The Best Part of the Trip

If you like to make frequent stops, plan long sightseeing excursions, and visit area friends or friends of friends, please don’t travel with me.

If you would like a leisurely trip with a full scrapbook at the end, travel with my sister Michele. Health needs and back pain have made her a great scenic traveler…besides the fact that she’s just better at enjoying the journey than I am.

Ask Michele the best part of a trip, and she’ll answer “the journey.”

Ask me? “Destination, for sure!”

Sometimes Michele and I have traveled together. Often, in fact. Those were memorable trips.

  • There’s the time we pulled the car over and hiked two miles along interstate 40 in Kansas eating sandwiches as we walked.
  • There’s the time we stopped at a Russell Stover outlet store and ate chocolate until we were sick. (Of course, that was when we were much younger. We wouldn’t be so foolish now.)
  • There’s the time we met the very nice couple at a McDonald’s stop who didn’t mind that one of us hit their parked car. (That particular stop wasn’t exactly in my itinerary for the trip.)
  • And one time, when Michele kindly handled my travel arrangements, I even had the fortune of spending the night in the home of someone who wondered “Now, how is it that we know you?” (Sort of an awkward moment.)

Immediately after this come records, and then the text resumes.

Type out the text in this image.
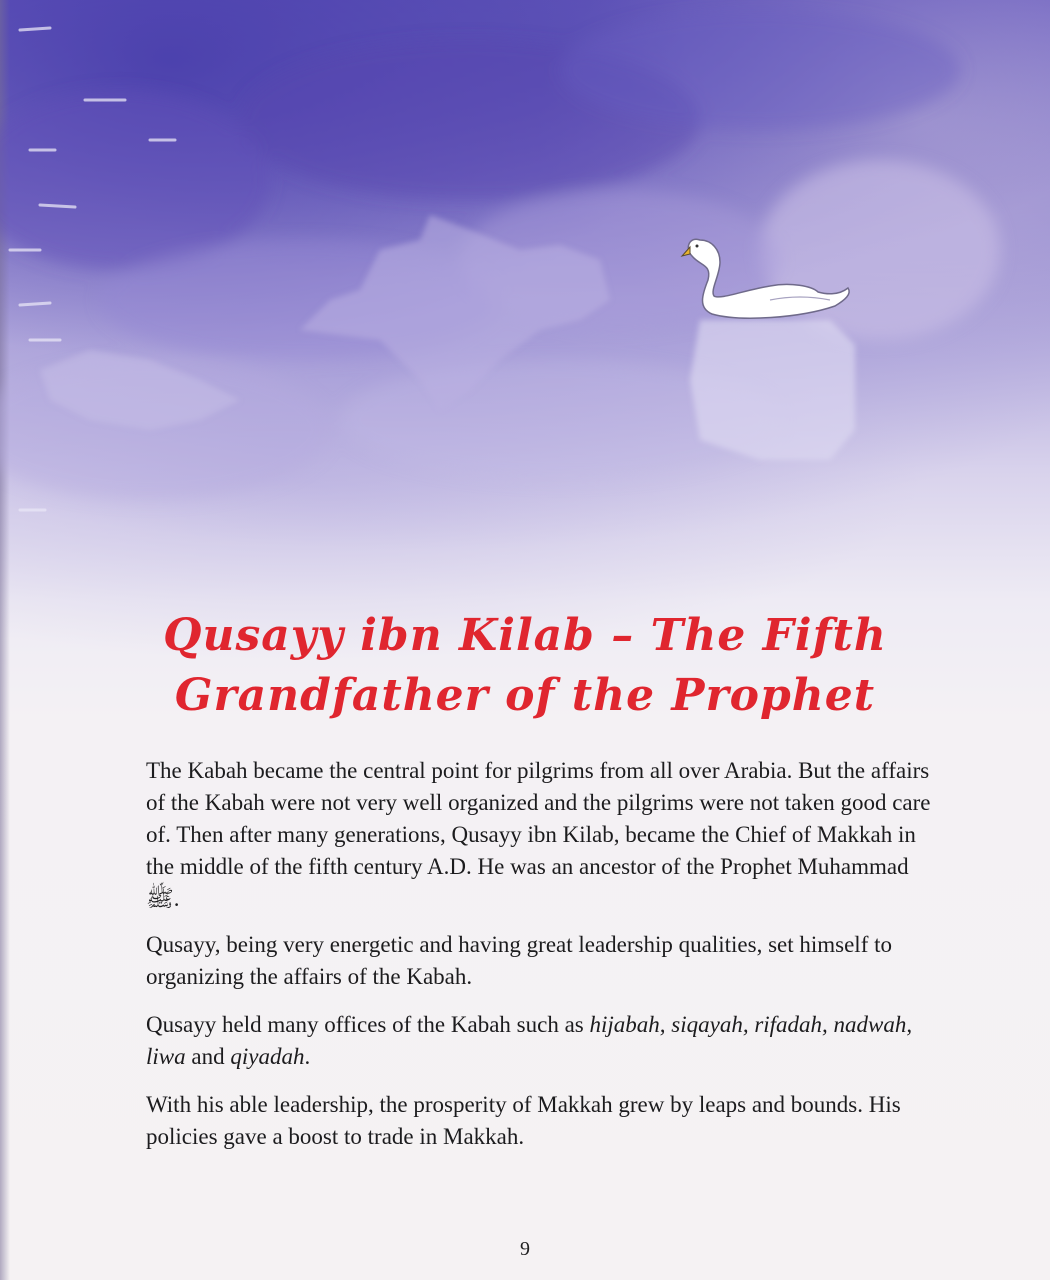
Qusayy ibn Kilab – The Fifth
Grandfather of the Prophet

The Kabah became the central point for pilgrims from all over Arabia. But the affairs of the Kabah were not very well organized and the pilgrims were not taken good care of. Then after many generations, Qusayy ibn Kilab, became the Chief of Makkah in the middle of the fifth century A.D. He was an ancestor of the Prophet Muhammad ﷺ.

Qusayy, being very energetic and having great leadership qualities, set himself to organizing the affairs of the Kabah.

Qusayy held many offices of the Kabah such as hijabah, siqayah, rifadah, nadwah, liwa and qiyadah.

With his able leadership, the prosperity of Makkah grew by leaps and bounds. His policies gave a boost to trade in Makkah.

9
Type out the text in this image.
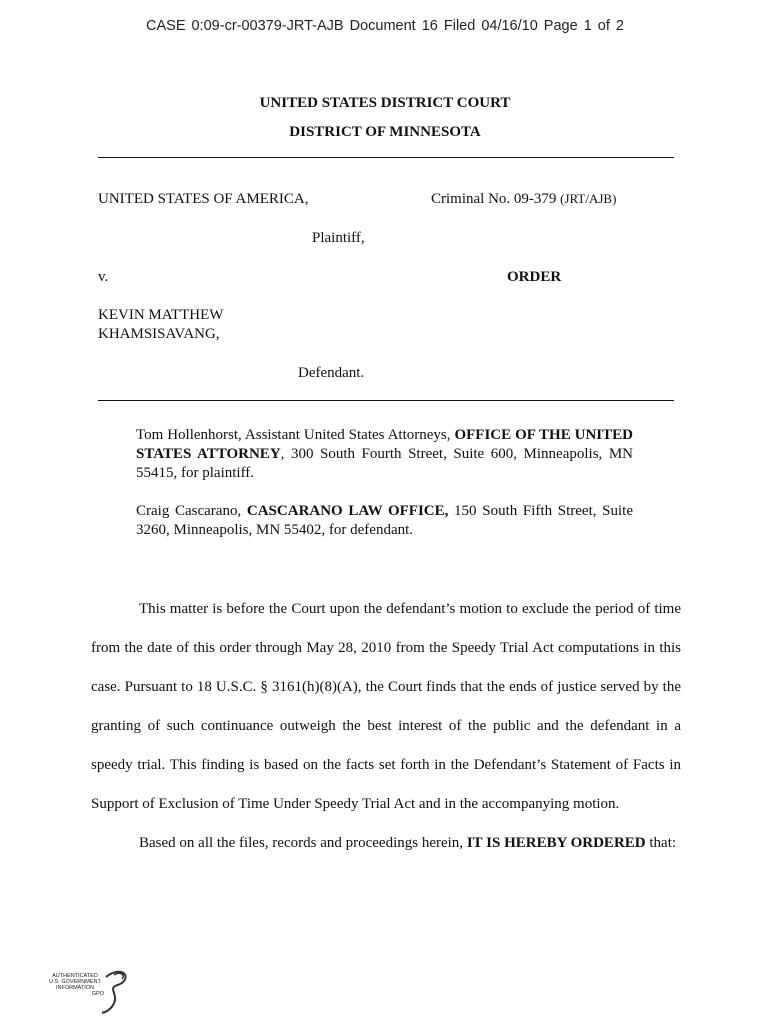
CASE 0:09-cr-00379-JRT-AJB Document 16 Filed 04/16/10 Page 1 of 2
UNITED STATES DISTRICT COURT
DISTRICT OF MINNESOTA
UNITED STATES OF AMERICA,	Criminal No. 09-379 (JRT/AJB)
Plaintiff,
v.	ORDER
KEVIN MATTHEW
KHAMSISAVANG,
Defendant.
Tom Hollenhorst, Assistant United States Attorneys, OFFICE OF THE UNITED STATES ATTORNEY, 300 South Fourth Street, Suite 600, Minneapolis, MN 55415, for plaintiff.
Craig Cascarano, CASCARANO LAW OFFICE, 150 South Fifth Street, Suite 3260, Minneapolis, MN 55402, for defendant.

This matter is before the Court upon the defendant’s motion to exclude the period of time from the date of this order through May 28, 2010 from the Speedy Trial Act computations in this case. Pursuant to 18 U.S.C. § 3161(h)(8)(A), the Court finds that the ends of justice served by the granting of such continuance outweigh the best interest of the public and the defendant in a speedy trial. This finding is based on the facts set forth in the Defendant’s Statement of Facts in Support of Exclusion of Time Under Speedy Trial Act and in the accompanying motion.

Based on all the files, records and proceedings herein, IT IS HEREBY ORDERED that:

AUTHENTICATED
U.S. GOVERNMENT
INFORMATION
GPO
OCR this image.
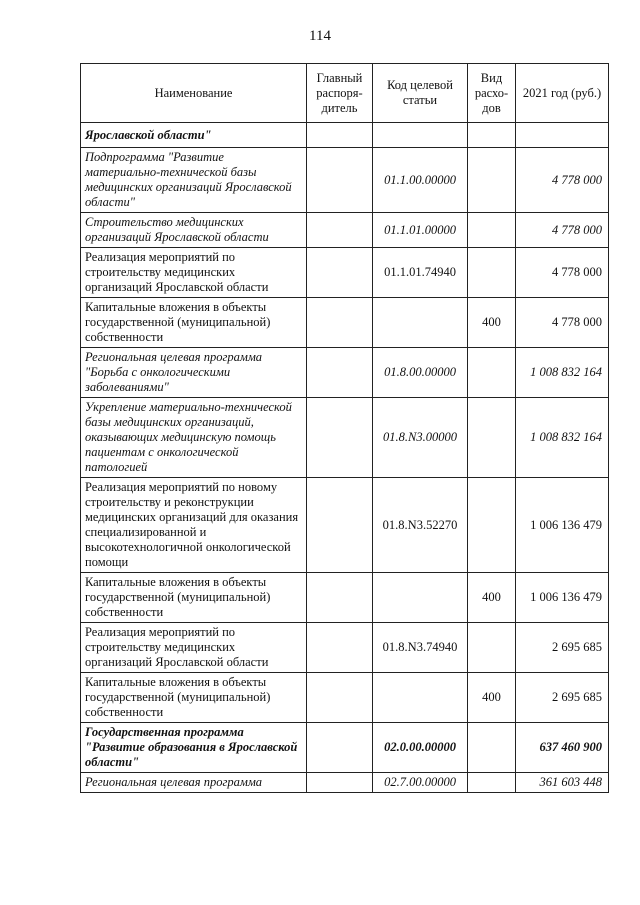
114
Наименование	Главный распоря-дитель	Код целевой статьи	Вид расхо-дов	2021 год (руб.)
Ярославской области"				
Подпрограмма "Развитие материально-технической базы медицинских организаций Ярославской области"		01.1.00.00000		4 778 000
Строительство медицинских организаций Ярославской области		01.1.01.00000		4 778 000
Реализация мероприятий по строительству медицинских организаций Ярославской области		01.1.01.74940		4 778 000
Капитальные вложения в объекты государственной (муниципальной) собственности			400	4 778 000
Региональная целевая программа "Борьба с онкологическими заболеваниями"		01.8.00.00000		1 008 832 164
Укрепление материально-технической базы медицинских организаций, оказывающих медицинскую помощь пациентам с онкологической патологией		01.8.N3.00000		1 008 832 164
Реализация мероприятий по новому строительству и реконструкции медицинских организаций для оказания специализированной и высокотехнологичной онкологической помощи		01.8.N3.52270		1 006 136 479
Капитальные вложения в объекты государственной (муниципальной) собственности			400	1 006 136 479
Реализация мероприятий по строительству медицинских организаций Ярославской области		01.8.N3.74940		2 695 685
Капитальные вложения в объекты государственной (муниципальной) собственности			400	2 695 685
Государственная программа "Развитие образования в Ярославской области"		02.0.00.00000		637 460 900
Региональная целевая программа		02.7.00.00000		361 603 448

But if there is one thing I have learned (even if it was by force) from traveling with Michele, it is that the journey can actually be quite enjoyable. All things considered, enjoying the journey is far better than barreling toward a destination with no notice of the scenery along the way.

The miles I have traveled with Michele have changed me some. I am quicker to stop and more prone to plan for an enjoyable journey. But I haven’t completely conceded my focus on the destination.

I now believe they are both important. What fun is a journey without a destination? And what stress is worth a destination without a journey?

Thankfully, God made our journey of life such that it can be enjoyable!

…nor trust in uncertain riches, but in the living God, who giveth us richly all things to enjoy—1 Timothy 6:17

But the journey isn’t always picturesque and cheery. Sometimes it includes hiking through the prairie. Or long stretches of flat desert that seem to have no end. Or being stuck by the side of the road waiting for help to arrive. Or wreckage. Or directional questions with no easy answers.

At these points in the journey, the greatest joy is not the journey—but remembering the destination.

These all died in faith, not having received the promises, but having seen them afar off, and were persuaded of them, and embraced them, and confessed that they were strangers and pilgrims on the earth. For they that say such things declare plainly that they seek a country. And truly, if they had been mindful of that country from whence they came out, they might have had opportunity to have returned. But now they desire a better country, that is, an heavenly: wherefore God is not ashamed to be called their God: for he hath prepared for them a city.—Hebrews 11:13–16

Regardless of the highs and lows on the journey, there is a joyful destination for every child of God.

The journey can be enjoyable, but the destination is the best!